Most people will take a pill, receive an injection, or otherwise take some kind of medicine during their lives, but most of us don’t know anything about how these substances actually work. How can various compounds impact the way we physically feel, think, and even behave? For the most part, this depends on how a drug alters the communication between cells in the brain.
There are a number of different ways that can happen. But before it gets into the brain, any drug must first reach the bloodstream on a journey that can take anywhere from seconds to hours, depending on factors like how it’s administered. The slowest method is to take a drug orally because it must be absorbed by our digestive system before it takes effect. Inhaling a drug gets it into the bloodstream faster. And injecting a drug intravenously works quickly too because it pumps the chemicals directly into the blood. Once there, the drug quickly reaches the gates of its destination, the brain.
The entrance to this organ is guarded by the blood-brain barrier, which separates blood from the nervous system to keep potentially dangerous substances out. So all drugs must have a specific chemical composition which gives them the key to unlock this barrier and pass through. Once inside, drugs start to interfere with the brain’s normal functioning by targeting its web of neurons and synapses. Neurons are brain cells that have a nucleus, dendrites, and an axon. Synapses are structures placed along the dendrites or the axon which allow the exchange of electrochemical signals between neurons.
Those signals take the form of chemicals called neurotransmitters. Each neurotransmitter plays different roles in regulating our behaviors, emotions, and cognition. But they all work in one of two ways. They can either inhibit the receiving neuron, limiting its activity, or excite it, creating a new electrochemical signal that spreads throughout the network. Any leftover neurotransmitter usually gets degraded or reabsorbed into the transmitting neuron. A drug’s effectiveness stems from its ability to manipulate these synaptic transmissions at different phases of the process.
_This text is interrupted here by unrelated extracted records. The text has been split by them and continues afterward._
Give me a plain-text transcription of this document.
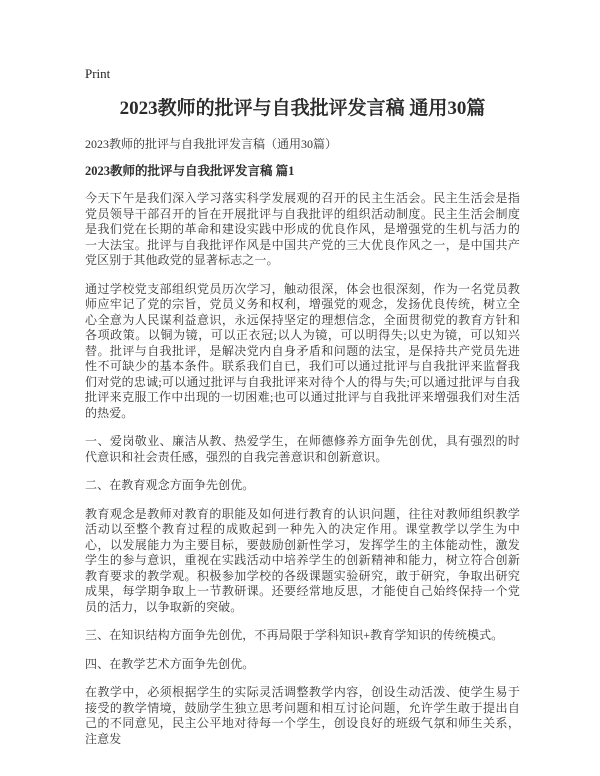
Print
2023教师的批评与自我批评发言稿 通用30篇
2023教师的批评与自我批评发言稿（通用30篇）
2023教师的批评与自我批评发言稿 篇1

今天下午是我们深入学习落实科学发展观的召开的民主生活会。民主生活会是指党员领导干部召开的旨在开展批评与自我批评的组织活动制度。民主生活会制度是我们党在长期的革命和建设实践中形成的优良作风，是增强党的生机与活力的一大法宝。批评与自我批评作风是中国共产党的三大优良作风之一，是中国共产党区别于其他政党的显著标志之一。

通过学校党支部组织党员历次学习，触动很深，体会也很深刻，作为一名党员教师应牢记了党的宗旨，党员义务和权利，增强党的观念，发扬优良传统，树立全心全意为人民谋利益意识，永远保持坚定的理想信念，全面贯彻党的教育方针和各项政策。以铜为镜，可以正衣冠;以人为镜，可以明得失;以史为镜，可以知兴替。批评与自我批评，是解决党内自身矛盾和问题的法宝，是保持共产党员先进性不可缺少的基本条件。联系我们自已，我们可以通过批评与自我批评来监督我们对党的忠诚;可以通过批评与自我批评来对待个人的得与失;可以通过批评与自我批评来克服工作中出现的一切困难;也可以通过批评与自我批评来增强我们对生活的热爱。

一、爱岗敬业、廉洁从教、热爱学生，在师德修养方面争先创优，具有强烈的时代意识和社会责任感，强烈的自我完善意识和创新意识。

二、在教育观念方面争先创优。

教育观念是教师对教育的职能及如何进行教育的认识问题，往往对教师组织教学活动以至整个教育过程的成败起到一种先入的决定作用。课堂教学以学生为中心，以发展能力为主要目标，要鼓励创新性学习，发挥学生的主体能动性，激发学生的参与意识，重视在实践活动中培养学生的创新精神和能力，树立符合创新教育要求的教学观。积极参加学校的各级课题实验研究，敢于研究，争取出研究成果，每学期争取上一节教研课。还要经常地反思，才能使自己始终保持一个党员的活力，以争取新的突破。

三、在知识结构方面争先创优，不再局限于学科知识+教育学知识的传统模式。

四、在教学艺术方面争先创优。

在教学中，必须根据学生的实际灵活调整教学内容，创设生动活泼、使学生易于接受的教学情境，鼓励学生独立思考问题和相互讨论问题，允许学生敢于提出自己的不同意见，民主公平地对待每一个学生，创设良好的班级气氛和师生关系，注意发
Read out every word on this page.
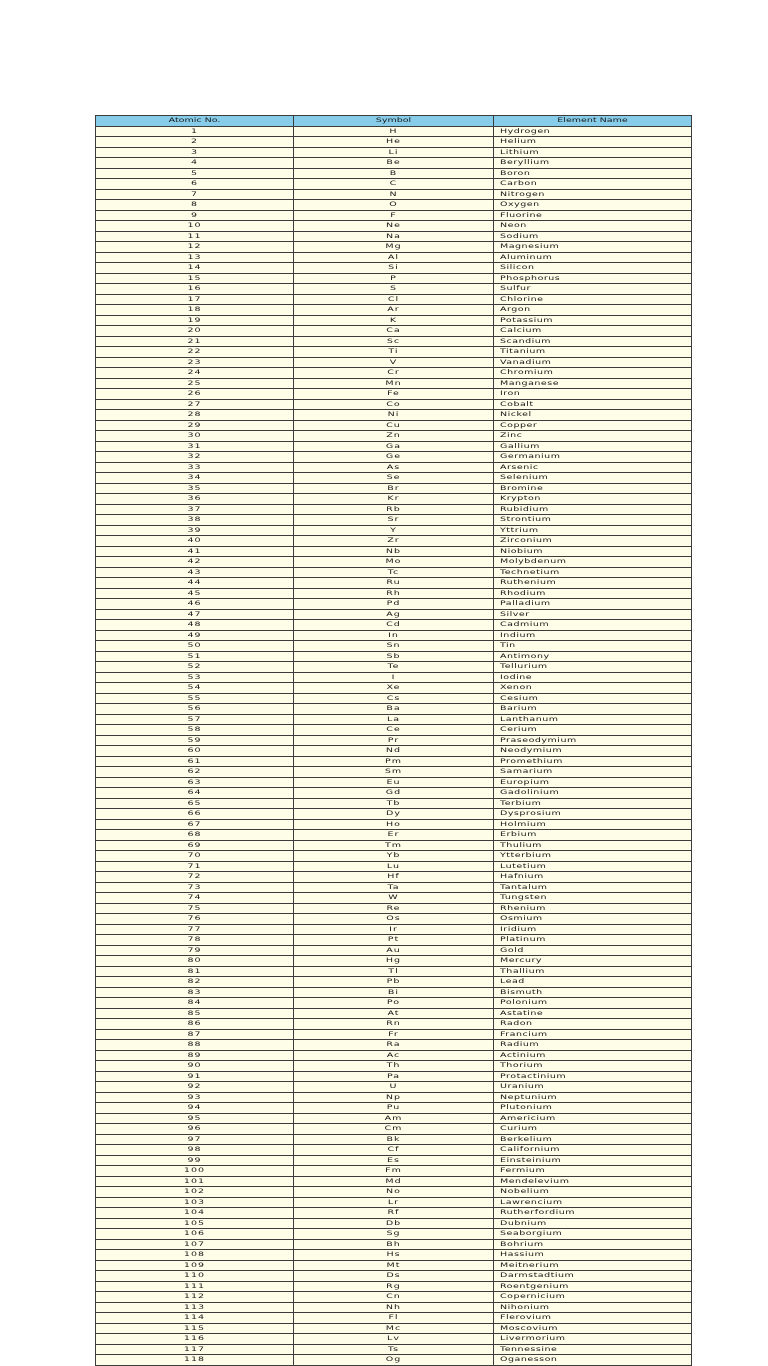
Atomic No.	Symbol	Element Name

1	H	Hydrogen

2	He	Helium

3	Li	Lithium

4	Be	Beryllium

5	B	Boron

6	C	Carbon

7	N	Nitrogen

8	O	Oxygen

9	F	Fluorine

10	Ne	Neon

11	Na	Sodium

12	Mg	Magnesium

13	Al	Aluminum

14	Si	Silicon

15	P	Phosphorus

16	S	Sulfur

17	Cl	Chlorine

18	Ar	Argon

19	K	Potassium

20	Ca	Calcium

21	Sc	Scandium

22	Ti	Titanium

23	V	Vanadium

24	Cr	Chromium

25	Mn	Manganese

26	Fe	Iron

27	Co	Cobalt

28	Ni	Nickel

29	Cu	Copper

30	Zn	Zinc

31	Ga	Gallium

32	Ge	Germanium

33	As	Arsenic

34	Se	Selenium

35	Br	Bromine

36	Kr	Krypton

37	Rb	Rubidium

38	Sr	Strontium

39	Y	Yttrium

40	Zr	Zirconium

41	Nb	Niobium

42	Mo	Molybdenum

43	Tc	Technetium

44	Ru	Ruthenium

45	Rh	Rhodium

46	Pd	Palladium

47	Ag	Silver

48	Cd	Cadmium

49	In	Indium

50	Sn	Tin

51	Sb	Antimony

52	Te	Tellurium

53	I	Iodine

54	Xe	Xenon

55	Cs	Cesium

56	Ba	Barium

57	La	Lanthanum

58	Ce	Cerium

59	Pr	Praseodymium

60	Nd	Neodymium

61	Pm	Promethium

62	Sm	Samarium

63	Eu	Europium

64	Gd	Gadolinium

65	Tb	Terbium

66	Dy	Dysprosium

67	Ho	Holmium

68	Er	Erbium

69	Tm	Thulium

70	Yb	Ytterbium

71	Lu	Lutetium

72	Hf	Hafnium

73	Ta	Tantalum

74	W	Tungsten

75	Re	Rhenium

76	Os	Osmium

77	Ir	Iridium

78	Pt	Platinum

79	Au	Gold

80	Hg	Mercury

81	Tl	Thallium

82	Pb	Lead

83	Bi	Bismuth

84	Po	Polonium

85	At	Astatine

86	Rn	Radon

87	Fr	Francium

88	Ra	Radium

89	Ac	Actinium

90	Th	Thorium

91	Pa	Protactinium

92	U	Uranium

93	Np	Neptunium

94	Pu	Plutonium

95	Am	Americium

96	Cm	Curium

97	Bk	Berkelium

98	Cf	Californium

99	Es	Einsteinium

100	Fm	Fermium

101	Md	Mendelevium

102	No	Nobelium

103	Lr	Lawrencium

104	Rf	Rutherfordium

105	Db	Dubnium

106	Sg	Seaborgium

107	Bh	Bohrium

108	Hs	Hassium

109	Mt	Meitnerium

110	Ds	Darmstadtium

111	Rg	Roentgenium

112	Cn	Copernicium

113	Nh	Nihonium

114	Fl	Flerovium

115	Mc	Moscovium

116	Lv	Livermorium

117	Ts	Tennessine

118	Og	Oganesson
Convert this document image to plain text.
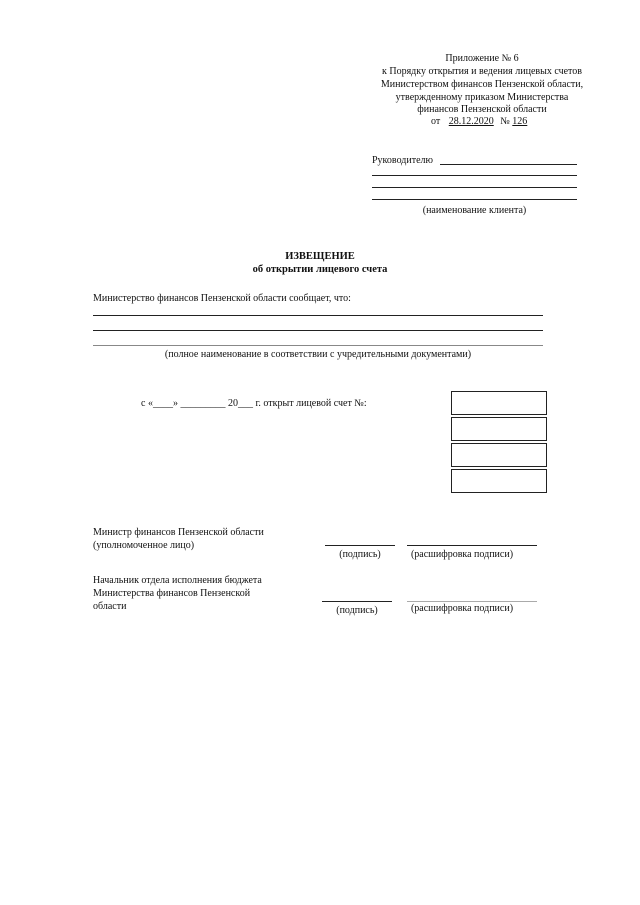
Приложение № 6
к Порядку открытия и ведения лицевых счетов
Министерством финансов Пензенской области,
утвержденному приказом Министерства
финансов Пензенской области
от 28.12.2020 № 126
Руководителю
(наименование клиента)
ИЗВЕЩЕНИЕ
об открытии лицевого счета
Министерство финансов Пензенской области сообщает, что:
(полное наименование в соответствии с учредительными документами)
с «____» _________ 20___ г. открыт лицевой счет №:
Министр финансов Пензенской области
(уполномоченное лицо)
(подпись)	(расшифровка подписи)
Начальник отдела исполнения бюджета
Министерства финансов Пензенской
области	(подпись)	(расшифровка подписи)
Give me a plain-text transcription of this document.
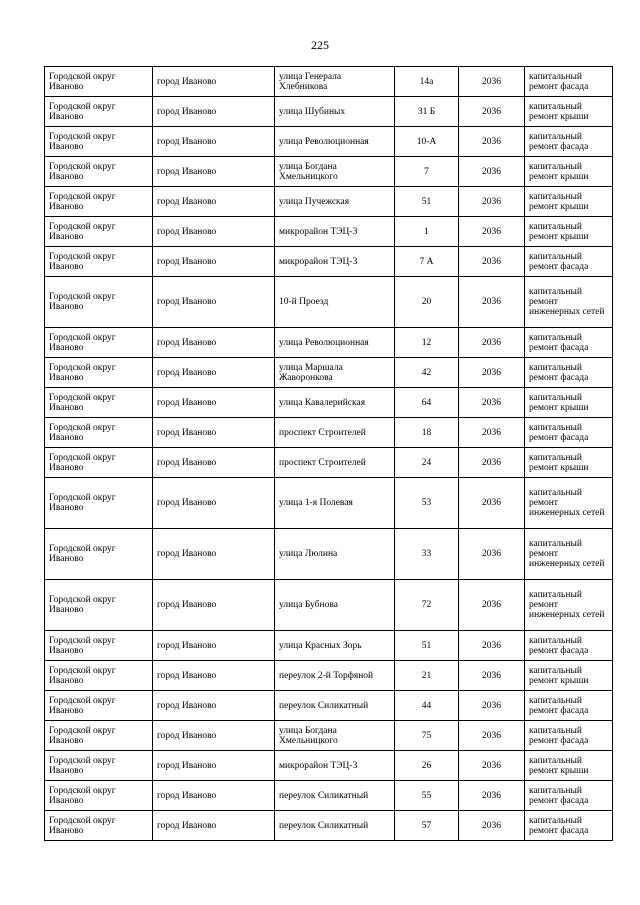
225
Городской округ Иваново	город Иваново	улица Генерала Хлебникова	14а	2036	капитальный ремонт фасада
Городской округ Иваново	город Иваново	улица Шубиных	31 Б	2036	капитальный ремонт крыши
Городской округ Иваново	город Иваново	улица Революционная	10-А	2036	капитальный ремонт фасада
Городской округ Иваново	город Иваново	улица Богдана Хмельницкого	7	2036	капитальный ремонт крыши
Городской округ Иваново	город Иваново	улица Пучежская	51	2036	капитальный ремонт крыши
Городской округ Иваново	город Иваново	микрорайон ТЭЦ-3	1	2036	капитальный ремонт крыши
Городской округ Иваново	город Иваново	микрорайон ТЭЦ-3	7 А	2036	капитальный ремонт фасада
Городской округ Иваново	город Иваново	10-й Проезд	20	2036	капитальный ремонт инженерных сетей
Городской округ Иваново	город Иваново	улица Революционная	12	2036	капитальный ремонт фасада
Городской округ Иваново	город Иваново	улица Маршала Жаворонкова	42	2036	капитальный ремонт фасада
Городской округ Иваново	город Иваново	улица Кавалерийская	64	2036	капитальный ремонт крыши
Городской округ Иваново	город Иваново	проспект Строителей	18	2036	капитальный ремонт фасада
Городской округ Иваново	город Иваново	проспект Строителей	24	2036	капитальный ремонт крыши
Городской округ Иваново	город Иваново	улица 1-я Полевая	53	2036	капитальный ремонт инженерных сетей
Городской округ Иваново	город Иваново	улица Люлина	33	2036	капитальный ремонт инженерных сетей
Городской округ Иваново	город Иваново	улица Бубнова	72	2036	капитальный ремонт инженерных сетей
Городской округ Иваново	город Иваново	улица Красных Зорь	51	2036	капитальный ремонт фасада
Городской округ Иваново	город Иваново	переулок 2-й Торфяной	21	2036	капитальный ремонт крыши
Городской округ Иваново	город Иваново	переулок Силикатный	44	2036	капитальный ремонт фасада
Городской округ Иваново	город Иваново	улица Богдана Хмельницкого	75	2036	капитальный ремонт фасада
Городской округ Иваново	город Иваново	микрорайон ТЭЦ-3	26	2036	капитальный ремонт крыши
Городской округ Иваново	город Иваново	переулок Силикатный	55	2036	капитальный ремонт фасада
Городской округ Иваново	город Иваново	переулок Силикатный	57	2036	капитальный ремонт фасада
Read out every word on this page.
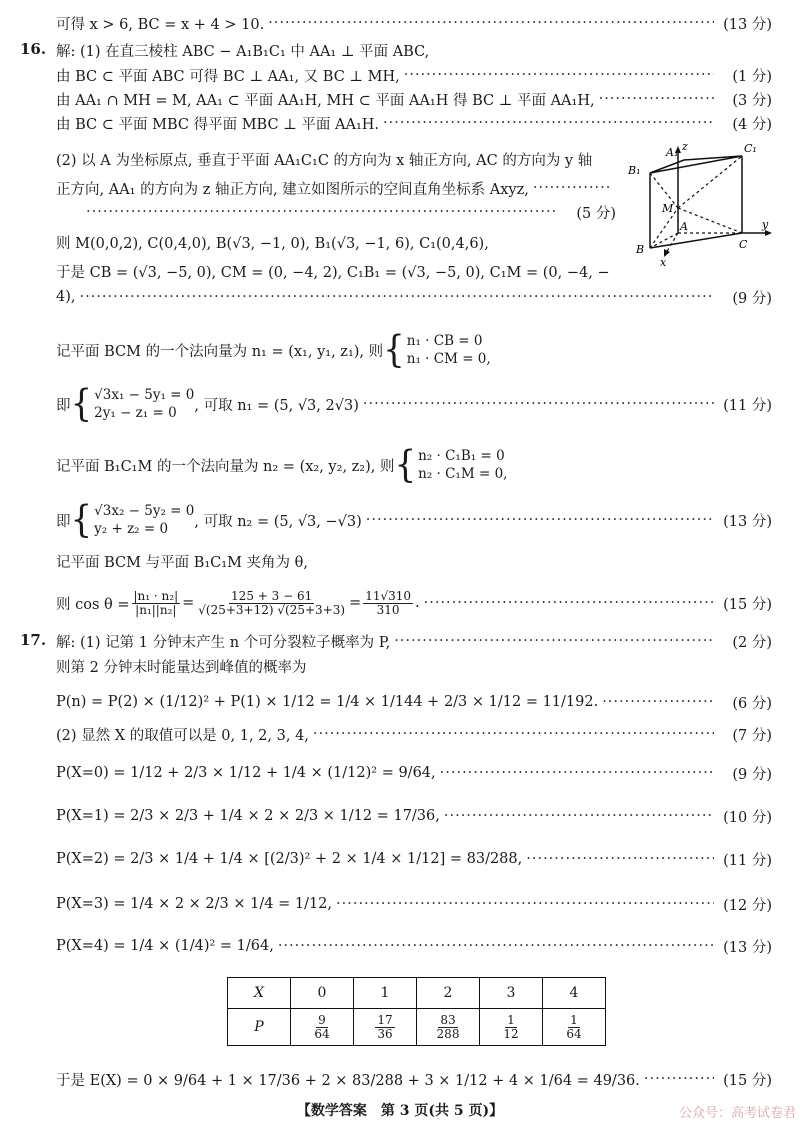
可得 x > 6, BC = x + 4 > 10. ·····	(13 分)
16. 解: (1) 在直三棱柱 ABC − A₁B₁C₁ 中 AA₁ ⊥ 平面 ABC,
由 BC ⊂ 平面 ABC 可得 BC ⊥ AA₁, 又 BC ⊥ MH, ·····	(1 分)
由 AA₁ ∩ MH = M, AA₁ ⊂ 平面 AA₁H, MH ⊂ 平面 AA₁H 得 BC ⊥ 平面 AA₁H, ·····	(3 分)
由 BC ⊂ 平面 MBC 得平面 MBC ⊥ 平面 AA₁H. ·····	(4 分)
(2) 以 A 为坐标原点, 垂直于平面 AA₁C₁C 的方向为 x 轴正方向, AC 的方向为 y 轴
正方向, AA₁ 的方向为 z 轴正方向, 建立如图所示的空间直角坐标系 Axyz,
·····
·····
(5 分)
A₁ z	C₁
B₁
M
A	y
B	C
x
则 M(0,0,2), C(0,4,0), B(√3, −1, 0), B₁(√3, −1, 6), C₁(0,4,6),
于是 CB = (√3, −5, 0), CM = (0, −4, 2), C₁B₁ = (√3, −5, 0), C₁M = (0, −4, −
4), ·····	(9 分)
记平面 BCM 的一个法向量为 n₁ = (x₁, y₁, z₁), 则 { n₁ · CB = 0
n₁ · CM = 0,
即 { √3x₁ − 5y₁ = 0
2y₁ − z₁ = 0	, 可取 n₁ = (5, √3, 2√3) ·····	(11 分)
记平面 B₁C₁M 的一个法向量为 n₂ = (x₂, y₂, z₂), 则 { n₂ · C₁B₁ = 0
n₂ · C₁M = 0,
即 { √3x₂ − 5y₂ = 0
y₂ + z₂ = 0	, 可取 n₂ = (5, √3, −√3) ·····	(13 分)
记平面 BCM 与平面 B₁C₁M 夹角为 θ,
则 $\cos \theta = \frac{\text{|n₁ · n₂|}}{\text{|n₁||n₂|}} = \frac{125 + 3 - 61}{√(25+3+12) √(25+3+3)} = \frac{11√310}{310}$ . ·····	(15 分)
17. 解: (1) 记第 1 分钟末产生 n 个可分裂粒子概率为 P, ·····	(2 分)
则第 2 分钟末时能量达到峰值的概率为
P(n) = P(2) × (1/12)² + P(1) × 1/12 = 1/4 × 1/144 + 2/3 × 1/12 = 11/192. ·····	(6 分)
(2) 显然 X 的取值可以是 0, 1, 2, 3, 4, ·····	(7 分)
P(X=0) = 1/12 + 2/3 × 1/12 + 1/4 × (1/12)² = 9/64, ·····	(9 分)
P(X=1) = 2/3 × 2/3 + 1/4 × 2 × 2/3 × 1/12 = 17/36, ·····	(10 分)
P(X=2) = 2/3 × 1/4 + 1/4 × [(2/3)² + 2 × 1/4 × 1/12] = 83/288, ·····	(11 分)
P(X=3) = 1/4 × 2 × 2/3 × 1/4 = 1/12, ·····	(12 分)
P(X=4) = 1/4 × (1/4)² = 1/64, ·····	(13 分)
X	0	1	2	3	4
P	$\frac{9}{64}$	$\frac{17}{36}$	$\frac{83}{288}$	$\frac{1}{12}$	$\frac{1}{64}$
于是 E(X) = 0 × 9/64 + 1 × 17/36 + 2 × 83/288 + 3 × 1/12 + 4 × 1/64 = 49/36. ·····	(15 分)
【数学答案　第 3 页(共 5 页)】	公众号：高考试卷君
That results in an increase or a decrease in the amount of neurotransmitters being spread. For instance, common antidepressants, like SSRIs, stop the reabsorption of serotonin, a neurotransmitter that modulates our moods. This effectively pushes more of it into the neural network. Meanwhile, painkillers, like morphine, raise levels of serotonin and noradrenaline, which regulate energy, arousal, alertness, and pleasure. Those same neurotransmitters also affect endorphin receptors, reducing pain perception. And tranquilizers works by increasing the production of GABA to inhibit neural activity putting the person in a relaxed or sedated state. What about illegal or elicit drugs?
These have powerful impacts on the brain that we’re still trying to understand. Crystal meth, an amphetamine, induces a long-lasting release of dopamine, a neurotransmitter linked with the perception of reward and pleasure. It also activates noradrenaline receptors, which increases the heart rate, dilates pupils, and triggers the body’s fight or flight response. Cocaine blocks the reuptake of dopamine and serotonin, pushing more into the network where they boost energy, create feelings of euphoria, and suppress appetites.
And hallucinogenic drugs have some of the most puzzling effects. Substances like LSD, mescaline, and DMT all block the release of serotonin, which regulates mood and impulsivity. They also have an impact on the neural circuits involved in perception, learning, and behavioral regulation, which may explain why these drugs have such powerful impacts. Even if some of these effects sound exciting, there are reasons why some of these drugs are highly controlled and often illegal.
Drugs have the power to alter the brain’s chemistry, and repeated use can permanently rewire the neural networks that support our ability to think, make decisions, learn, and remember things. There’s a lot we still don’t know about drugs and their effects, both the good and the bad. But those we do know about are the ones we’ve studied closely, and turned into effective medicines. As our knowledge grows about drugs and the brain, the possibilities will also increase for treating the many medical problems that puzzle researchers today.